Do not match on the authentication parameters themselves, as this can interfere with the authentication process. However, you can safely match on other business parameters like download.

Ensure the final generated URL includes the parameter specified in your rule (for example, http://.../video.mp4?auth_key=...&download=1) to trigger the corresponding response header configuration and control the download.

Configuring a 301 redirect rule

You can implement a domain redirect by creating a URL rewrite rule. Configure a URI match condition in the rule engine and use it with the URL Rewrite feature to redirect traffic from www.example.com to shop.example.com.

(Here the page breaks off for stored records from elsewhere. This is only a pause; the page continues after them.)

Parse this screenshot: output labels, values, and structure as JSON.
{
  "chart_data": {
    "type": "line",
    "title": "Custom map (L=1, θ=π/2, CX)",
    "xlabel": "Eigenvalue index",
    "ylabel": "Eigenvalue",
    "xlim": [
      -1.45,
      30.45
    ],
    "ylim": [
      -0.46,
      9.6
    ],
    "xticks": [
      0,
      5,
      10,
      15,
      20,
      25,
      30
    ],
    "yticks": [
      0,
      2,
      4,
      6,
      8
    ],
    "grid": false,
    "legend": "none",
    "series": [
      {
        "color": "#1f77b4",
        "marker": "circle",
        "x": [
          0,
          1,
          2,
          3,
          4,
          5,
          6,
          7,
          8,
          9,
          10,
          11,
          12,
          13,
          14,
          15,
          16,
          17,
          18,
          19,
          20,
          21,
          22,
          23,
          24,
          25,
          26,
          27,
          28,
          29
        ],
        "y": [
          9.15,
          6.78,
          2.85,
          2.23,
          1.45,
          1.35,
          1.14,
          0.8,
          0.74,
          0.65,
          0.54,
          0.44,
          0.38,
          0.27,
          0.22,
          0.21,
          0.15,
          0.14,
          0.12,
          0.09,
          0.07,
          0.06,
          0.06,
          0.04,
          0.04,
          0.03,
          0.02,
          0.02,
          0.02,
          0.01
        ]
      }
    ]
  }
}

Redirecting a subdomain to a top-level domain

You can do this by configuring a URL rewrite in CDN. Follow these steps:

  • In the rule engine, create a rule condition. Set the Match Type to URI (path), the Match Operator to Regular Expression Match, and the Match Value to ^/(.*)$. To use the Regular Expression Match operator, you must either use DCDN or submit a ticket to enable it.

  • In the URL Rewrite feature, set the Target Path to https://top-level-domain.com/$1, where $1 is the path captured by the regular expression.

For example, this forces a redirect from sub.wetqt.com/any/path to https://wetqt.com/any/path.

Disabling cache for a specific path with rules

You can use one of the following methods depending on your matching requirements:

  • By file extension: In your cache configuration, set the cache expiration time to 0 for file extensions that you do not want to cache. For files you want to cache, set an appropriate cache duration (such as 4 hours) and ensure that settings to ignore origin cache control are disabled.

  • By path: Because the CDN console does not support regular expression matching on the full URL, you must use a URI path match in the rule engine. Set the Match Type to URI (path) and the Match Operator to Contains any of or Does not contain any of. You can use the wildcards ? and * in the Match Value field. For example, a value of /*/no-cache/* can match paths like /api/no-cache/data.

Path matching and the starting /

Yes. When you use a path match (not a regular expression match) in the rule engine, it matches the path segment starting from the first / after the domain name. For example, for the URL https://example.com/a.html, the path to match is /a.html.

CDN does not natively support regular expression matching on the full URL including the protocol and domain, such as ^https?://([^/]+)/path.

Troubleshooting filename matching for response headers

When you configure a filename match in the rule engine, note that basename and file extension are two distinct match types:

  • Basename: Matches the part of the filename without the extension. For example, script (not .js).

  • File extension: Matches the file's suffix. For example, .js or .css.

If you include the file extension in a basename match (for example, script.js), the match will fail. For the match to succeed, remove the extension and enter only the basename, such as script.

Configuring rules to match static resources

You can match static resources by using a file extension match in the rule engine. Follow these steps:

  1. Set the Match Type to File Extension.

  2. Set the Match Operator to Contains any of.

  3. In the Match Value field, enter .js,.css. Use commas to separate multiple extensions.

This configuration will match all requests for .js and .css files. You can add more extensions, such as .js,.css,.png,.jpg.